Of course your post needn't remain there, right? You can just delete it if you want. In a way, it reads like a public apology to your wife and maybe she deserves that.

I will say this: the miscommunication that caused your wife to think you were crying about her thong is HILARIOUS! I read somewhere the more intimate and personal you think your story is, the more universal it is in reality. Not that anyone else has had this EXACT exchange (ONLY YOU!), but in our desperate struggles to be understood and loved, how can the little SOS we're beaming end up so bizarrely distorted in transmission??? Just like that - in a blink!

As usual, wishing you all the best as you enter your next phase of "SURVIVE UNEMPLOYMENT!" We're rooting for you (because you're rooting for us, too).

chuck's picture

It's funny how that happens...

One regret sets off another, pretty soon we're buried alive under the avalanche of all our perceived fuck-ups ever, in every realm.

So true -- it's a chain reaction of regret and despair.
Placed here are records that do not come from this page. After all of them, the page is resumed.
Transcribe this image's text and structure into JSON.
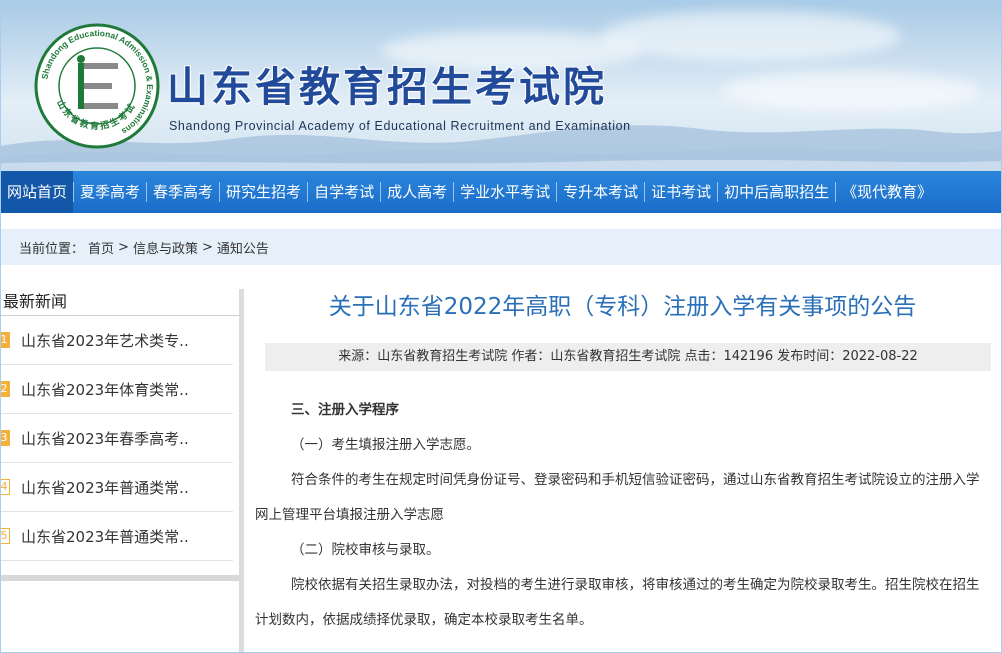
{
  "header": {
    "title": "山东省教育招生考试院",
    "subtitle": "Shandong Provincial Academy of Educational Recruitment and Examination",
    "logo": {
      "ring_text": "Shandong Educational Admission & Examinations",
      "center_text": "山东省教育招生考试"
    }
  },
  "nav": {
    "items": [
      {
        "label": "网站首页",
        "active": true
      },
      {
        "label": "夏季高考"
      },
      {
        "label": "春季高考"
      },
      {
        "label": "研究生招考"
      },
      {
        "label": "自学考试"
      },
      {
        "label": "成人高考"
      },
      {
        "label": "学业水平考试"
      },
      {
        "label": "专升本考试"
      },
      {
        "label": "证书考试"
      },
      {
        "label": "初中后高职招生"
      },
      {
        "label": "《现代教育》"
      }
    ]
  },
  "breadcrumb": {
    "prefix": "当前位置：",
    "items": [
      "首页",
      "信息与政策",
      "通知公告"
    ],
    "sep": ">"
  },
  "sidebar": {
    "title": "最新新闻",
    "items": [
      {
        "num": "1",
        "text": "山东省2023年艺术类专.."
      },
      {
        "num": "2",
        "text": "山东省2023年体育类常.."
      },
      {
        "num": "3",
        "text": "山东省2023年春季高考.."
      },
      {
        "num": "4",
        "text": "山东省2023年普通类常.."
      },
      {
        "num": "5",
        "text": "山东省2023年普通类常.."
      }
    ]
  },
  "article": {
    "title": "关于山东省2022年高职（专科）注册入学有关事项的公告",
    "meta": "来源：山东省教育招生考试院 作者：山东省教育招生考试院 点击：142196 发布时间：2022-08-22",
    "paragraphs": [
      {
        "text": "三、注册入学程序",
        "bold": true
      },
      {
        "text": "（一）考生填报注册入学志愿。"
      },
      {
        "text": "符合条件的考生在规定时间凭身份证号、登录密码和手机短信验证密码，通过山东省教育招生考试院设立的注册入学网上管理平台填报注册入学志愿"
      },
      {
        "text": "（二）院校审核与录取。"
      },
      {
        "text": "院校依据有关招生录取办法，对投档的考生进行录取审核，将审核通过的考生确定为院校录取考生。招生院校在招生计划数内，依据成绩择优录取，确定本校录取考生名单。"
      }
    ]
  },
  "colors": {
    "nav_bg": "#1a6cc8",
    "nav_active": "#1257a8",
    "title_blue": "#2a6fb8",
    "logo_green": "#1f7a3a",
    "number_badge": "#f3b13c"
  }
}
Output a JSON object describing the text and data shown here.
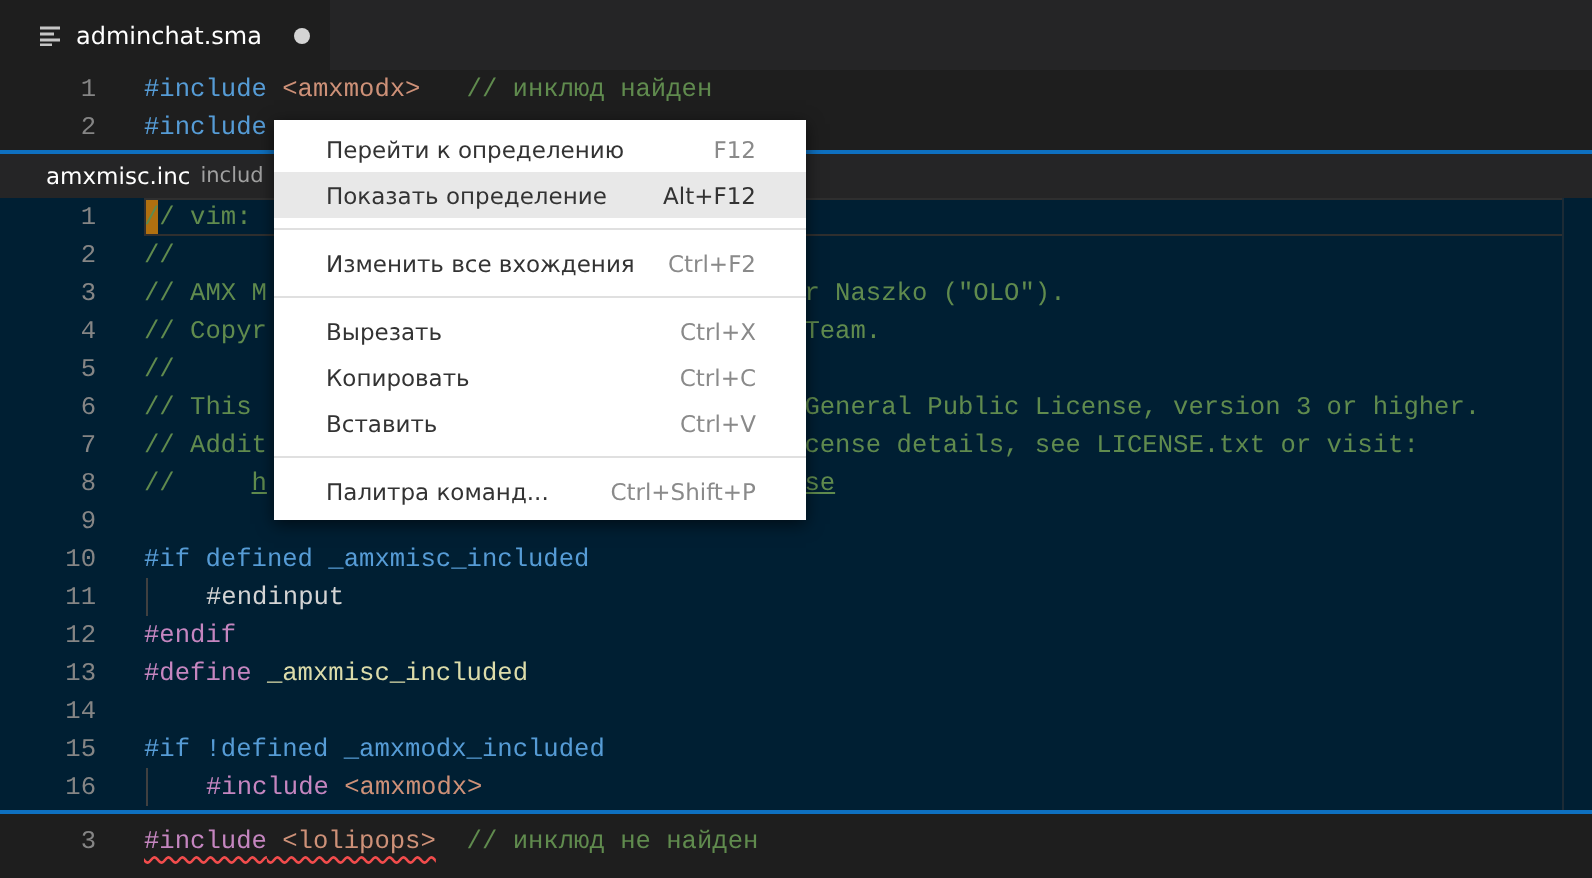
{
  "tab": {
    "label": "adminchat.sma",
    "dirty": true
  },
  "editor_top": [
    {
      "number": "1",
      "tokens": [
        {
          "text": "#include",
          "kind": "directive"
        },
        {
          "text": " <amxmodx>",
          "kind": "string"
        },
        {
          "text": "   // инклюд найден",
          "kind": "comment"
        }
      ]
    },
    {
      "number": "2",
      "tokens": [
        {
          "text": "#include",
          "kind": "directive"
        }
      ]
    }
  ],
  "peek": {
    "file": "amxmisc.inc",
    "path": "includ",
    "lines": [
      {
        "number": "1",
        "current": true,
        "tokens": [
          {
            "text": "// vim:",
            "kind": "comment"
          }
        ]
      },
      {
        "number": "2",
        "tokens": [
          {
            "text": "//",
            "kind": "comment"
          }
        ]
      },
      {
        "number": "3",
        "tokens": [
          {
            "text": "// AMX M",
            "kind": "comment"
          }
        ],
        "tail": [
          {
            "text": "r Naszko (\"OLO\").",
            "kind": "comment"
          }
        ]
      },
      {
        "number": "4",
        "tokens": [
          {
            "text": "// Copyr",
            "kind": "comment"
          }
        ],
        "tail": [
          {
            "text": "Team.",
            "kind": "comment"
          }
        ]
      },
      {
        "number": "5",
        "tokens": [
          {
            "text": "//",
            "kind": "comment"
          }
        ]
      },
      {
        "number": "6",
        "tokens": [
          {
            "text": "// This",
            "kind": "comment"
          }
        ],
        "tail": [
          {
            "text": "General Public License, version 3 or higher.",
            "kind": "comment"
          }
        ]
      },
      {
        "number": "7",
        "tokens": [
          {
            "text": "// Addit",
            "kind": "comment"
          }
        ],
        "tail": [
          {
            "text": "cense details, see LICENSE.txt or visit:",
            "kind": "comment"
          }
        ]
      },
      {
        "number": "8",
        "tokens": [
          {
            "text": "//     ",
            "kind": "comment"
          },
          {
            "text": "h",
            "kind": "link"
          }
        ],
        "tail": [
          {
            "text": "se",
            "kind": "link"
          }
        ]
      },
      {
        "number": "9"
      },
      {
        "number": "10",
        "tokens": [
          {
            "text": "#if",
            "kind": "directive"
          },
          {
            "text": " defined _amxmisc_included",
            "kind": "keyword"
          }
        ]
      },
      {
        "number": "11",
        "indent": true,
        "tokens": [
          {
            "text": "#endinput",
            "kind": "plain"
          }
        ]
      },
      {
        "number": "12",
        "tokens": [
          {
            "text": "#endif",
            "kind": "control"
          }
        ]
      },
      {
        "number": "13",
        "tokens": [
          {
            "text": "#define",
            "kind": "control"
          },
          {
            "text": " _amxmisc_included",
            "kind": "name"
          }
        ]
      },
      {
        "number": "14"
      },
      {
        "number": "15",
        "tokens": [
          {
            "text": "#if",
            "kind": "directive"
          },
          {
            "text": " !defined _amxmodx_included",
            "kind": "keyword"
          }
        ]
      },
      {
        "number": "16",
        "indent": true,
        "tokens": [
          {
            "text": "#include",
            "kind": "control"
          },
          {
            "text": " <amxmodx>",
            "kind": "string"
          }
        ]
      }
    ]
  },
  "editor_bottom": [
    {
      "number": "3",
      "squiggle": true,
      "tokens": [
        {
          "text": "#include",
          "kind": "control"
        },
        {
          "text": " <lolipops>",
          "kind": "string"
        }
      ],
      "after": [
        {
          "text": "  // инклюд не найден",
          "kind": "comment"
        }
      ]
    }
  ],
  "context_menu": {
    "groups": [
      [
        {
          "label": "Перейти к определению",
          "shortcut": "F12",
          "selected": false
        },
        {
          "label": "Показать определение",
          "shortcut": "Alt+F12",
          "selected": true
        }
      ],
      [
        {
          "label": "Изменить все вхождения",
          "shortcut": "Ctrl+F2",
          "selected": false
        }
      ],
      [
        {
          "label": "Вырезать",
          "shortcut": "Ctrl+X",
          "selected": false
        },
        {
          "label": "Копировать",
          "shortcut": "Ctrl+C",
          "selected": false
        },
        {
          "label": "Вставить",
          "shortcut": "Ctrl+V",
          "selected": false
        }
      ],
      [
        {
          "label": "Палитра команд...",
          "shortcut": "Ctrl+Shift+P",
          "selected": false
        }
      ]
    ]
  }
}
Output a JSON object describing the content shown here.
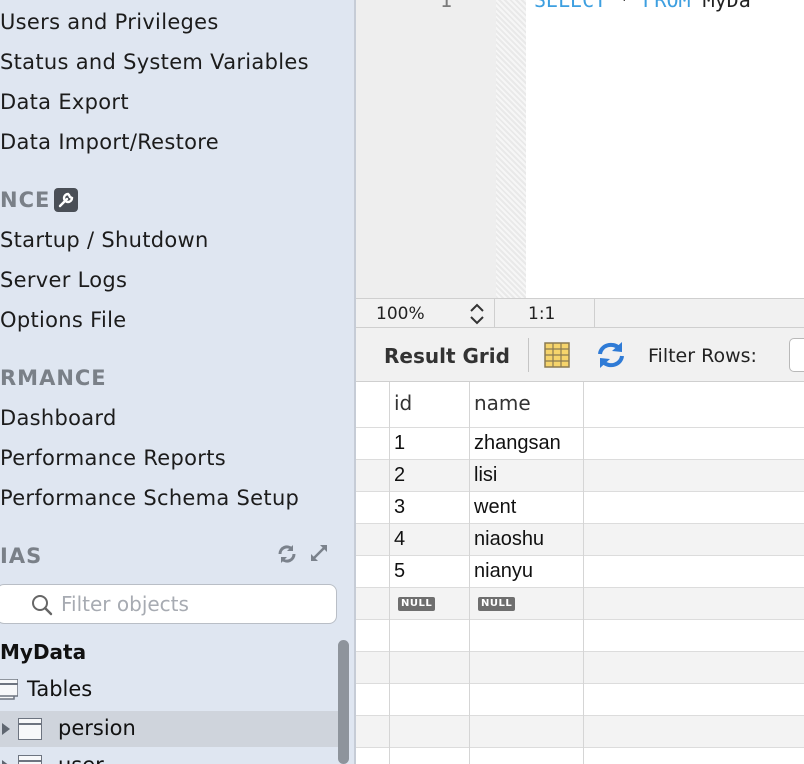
{
  "sidebar": {
    "management_items": [
      "Users and Privileges",
      "Status and System Variables",
      "Data Export",
      "Data Import/Restore"
    ],
    "instance_header": "NCE",
    "instance_items": [
      "Startup / Shutdown",
      "Server Logs",
      "Options File"
    ],
    "performance_header": "RMANCE",
    "performance_items": [
      "Dashboard",
      "Performance Reports",
      "Performance Schema Setup"
    ],
    "schemas_header": "IAS",
    "filter_placeholder": "Filter objects",
    "tree": {
      "database": "MyData",
      "tables_label": "Tables",
      "tables": [
        "persion",
        "user"
      ]
    }
  },
  "editor": {
    "line_number": "1",
    "code": {
      "kw1": "SELECT",
      "mid": " * ",
      "kw2": "FROM",
      "rest": " MyDa"
    }
  },
  "status_bar": {
    "zoom": "100%",
    "cursor": "1:1"
  },
  "result_toolbar": {
    "title": "Result Grid",
    "filter_label": "Filter Rows:"
  },
  "result_grid": {
    "columns": [
      "id",
      "name"
    ],
    "rows": [
      [
        "1",
        "zhangsan"
      ],
      [
        "2",
        "lisi"
      ],
      [
        "3",
        "went"
      ],
      [
        "4",
        "niaoshu"
      ],
      [
        "5",
        "nianyu"
      ]
    ],
    "null_label": "NULL"
  },
  "icons": {
    "wrench": "wrench-icon",
    "refresh": "refresh-icon",
    "expand": "expand-icon",
    "search": "search-icon",
    "grid": "grid-icon",
    "stepper": "stepper-icon"
  },
  "colors": {
    "sidebar_bg": "#dfe6f1",
    "keyword": "#3d9fe0",
    "refresh_accent": "#2f7bd6"
  }
}
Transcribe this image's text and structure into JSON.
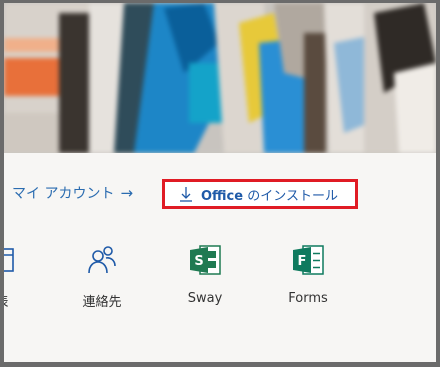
{
  "account_link": {
    "label": "マイ アカウント",
    "arrow": "→"
  },
  "install": {
    "label_brand": "Office",
    "label_rest": " のインストール"
  },
  "apps": [
    {
      "label": "表"
    },
    {
      "label": "連絡先"
    },
    {
      "label": "Sway"
    },
    {
      "label": "Forms"
    }
  ],
  "colors": {
    "link": "#2b6cb0",
    "highlight_box": "#e01b24",
    "sway_green": "#1f7a52",
    "forms_green": "#0f7a5e"
  }
}
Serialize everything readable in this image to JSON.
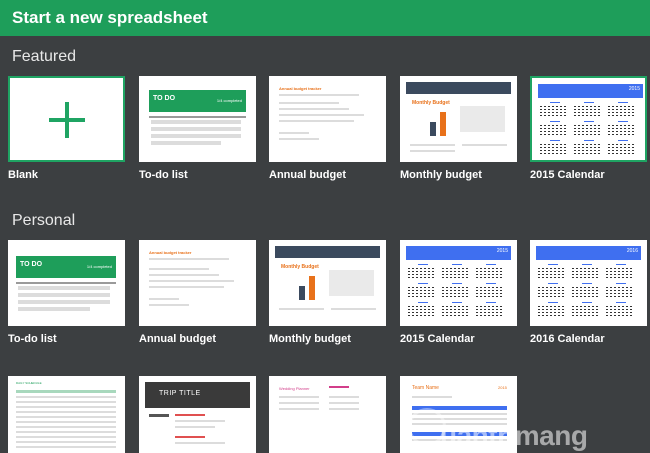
{
  "header": {
    "title": "Start a new spreadsheet"
  },
  "sections": {
    "featured": "Featured",
    "personal": "Personal"
  },
  "featured": [
    {
      "label": "Blank"
    },
    {
      "label": "To-do list"
    },
    {
      "label": "Annual budget"
    },
    {
      "label": "Monthly budget"
    },
    {
      "label": "2015 Calendar"
    }
  ],
  "personal": [
    {
      "label": "To-do list"
    },
    {
      "label": "Annual budget"
    },
    {
      "label": "Monthly budget"
    },
    {
      "label": "2015 Calendar"
    },
    {
      "label": "2016 Calendar"
    }
  ],
  "thumbs": {
    "todo_title": "TO DO",
    "todo_sub": "1/4 completed",
    "annual_title": "Annual budget tracker",
    "monthly_title": "Monthly Budget",
    "cal_2015": "2015",
    "cal_2016": "2016",
    "trip_title": "TRIP TITLE",
    "wedding_title": "Wedding Planner",
    "team_title": "Team Name",
    "team_year": "2015",
    "schedule_title": "DAILY SCHEDULE"
  },
  "watermark": "uantrimang",
  "colors": {
    "header": "#1e9e5a",
    "accent": "#1fa463",
    "background": "#3c3f41",
    "calendar_blue": "#3f6ff0"
  }
}
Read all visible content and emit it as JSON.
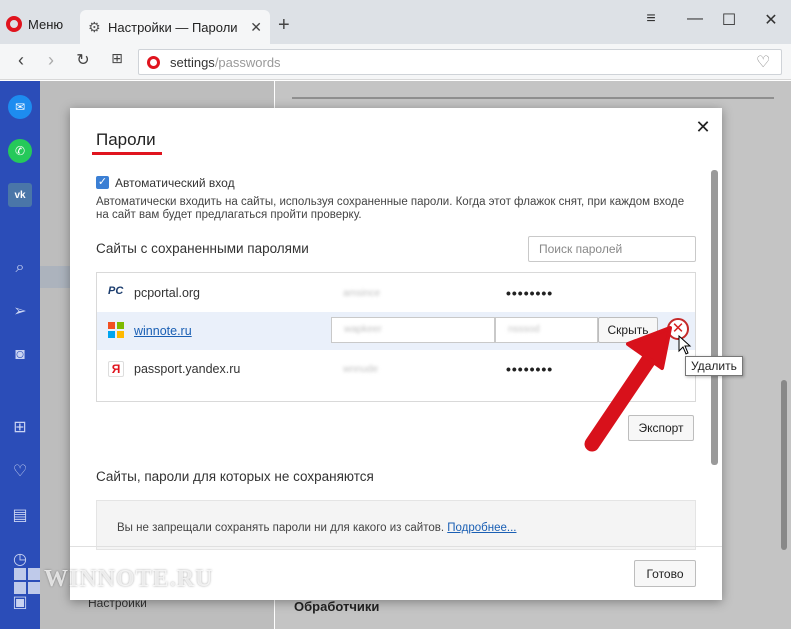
{
  "browser": {
    "menu_label": "Меню",
    "tab_title": "Настройки — Пароли",
    "url_host": "settings",
    "url_path": "/passwords"
  },
  "background": {
    "left_nav_item": "Настройки",
    "main_heading": "Обработчики"
  },
  "dialog": {
    "title": "Пароли",
    "auto_login_label": "Автоматический вход",
    "auto_login_checked": true,
    "auto_login_desc": "Автоматически входить на сайты, используя сохраненные пароли. Когда этот флажок снят, при каждом входе на сайт вам будет предлагаться пройти проверку.",
    "saved_heading": "Сайты с сохраненными паролями",
    "search_placeholder": "Поиск паролей",
    "entries": [
      {
        "site": "pcportal.org",
        "masked": "••••••••"
      },
      {
        "site": "winnote.ru",
        "show_button": "Скрыть"
      },
      {
        "site": "passport.yandex.ru",
        "masked": "••••••••"
      }
    ],
    "delete_tooltip": "Удалить",
    "export_button": "Экспорт",
    "never_heading": "Сайты, пароли для которых не сохраняются",
    "never_text": "Вы не запрещали сохранять пароли ни для какого из сайтов.",
    "never_link": "Подробнее...",
    "done_button": "Готово"
  },
  "watermark": "WINNOTE.RU",
  "colors": {
    "accent_red": "#e0141e",
    "sidebar_blue": "#2b4db8",
    "link_blue": "#1a5fb4"
  }
}
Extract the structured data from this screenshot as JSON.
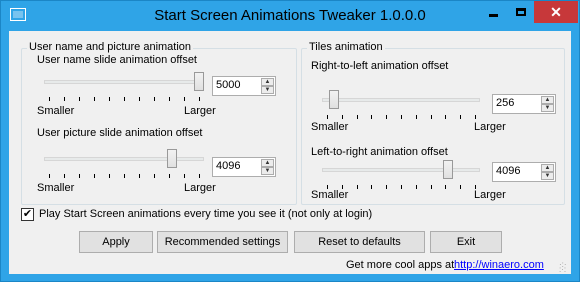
{
  "window": {
    "title": "Start Screen Animations Tweaker 1.0.0.0",
    "close_glyph": "✕"
  },
  "user_group": {
    "title": "User name and picture animation",
    "name_slider": {
      "label": "User name slide animation offset",
      "min_label": "Smaller",
      "max_label": "Larger",
      "value": "5000",
      "position_fraction": 1.0
    },
    "picture_slider": {
      "label": "User picture slide animation offset",
      "min_label": "Smaller",
      "max_label": "Larger",
      "value": "4096",
      "position_fraction": 0.82
    }
  },
  "tiles_group": {
    "title": "Tiles animation",
    "rtl_slider": {
      "label": "Right-to-left animation offset",
      "min_label": "Smaller",
      "max_label": "Larger",
      "value": "256",
      "position_fraction": 0.05
    },
    "ltr_slider": {
      "label": "Left-to-right animation offset",
      "min_label": "Smaller",
      "max_label": "Larger",
      "value": "4096",
      "position_fraction": 0.82
    }
  },
  "play_always": {
    "checked": true,
    "check_glyph": "✔",
    "label": "Play Start Screen animations every time you see it (not only at login)"
  },
  "buttons": {
    "apply": "Apply",
    "recommended": "Recommended settings",
    "reset": "Reset to defaults",
    "exit": "Exit"
  },
  "footer": {
    "text": "Get more cool apps at",
    "link": "http://winaero.com"
  },
  "spin_glyphs": {
    "up": "▲",
    "down": "▼"
  }
}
Sometimes the only way off that treadmill is to stop running and let it throw you. You pick yourself up and walk away.

Thanks for wishing me well. You're right that I'm rooting for you too. I've been thinking about that a lot lately, how important it is to wish the best for everyone, even -- maybe especially -- for people who are evil. I really hope Dick Cheney becomes a good person before his cold little heart craps out and he's forced to live 10,000 lifetimes as a legless war orphan. (Not really -- I hope he lives every second of those 10,000 lifetimes to the fullest. I'm no saint, just illustrating a point...)

Actually, I've been incorporating the Golden Rule (if you will) into business strategy, and it works well. (That part of my life is getting better. With the hand healing slowly and my back to the wall, I've been forced to hustle hard, and it's paying off... slowly. One goal I have for this year is to be able to say definitively that I have survived unemployment.) I think the most important question you can ask yourself in business is, "How can I best serve my customer? What can I do for them that will inspire them to thank me profusely as they write the check? How can I give them far more than their money's worth?"

But it's not even about the kudos or the money. Those are just perks. The real payoff is in knowing that you did right by somebody.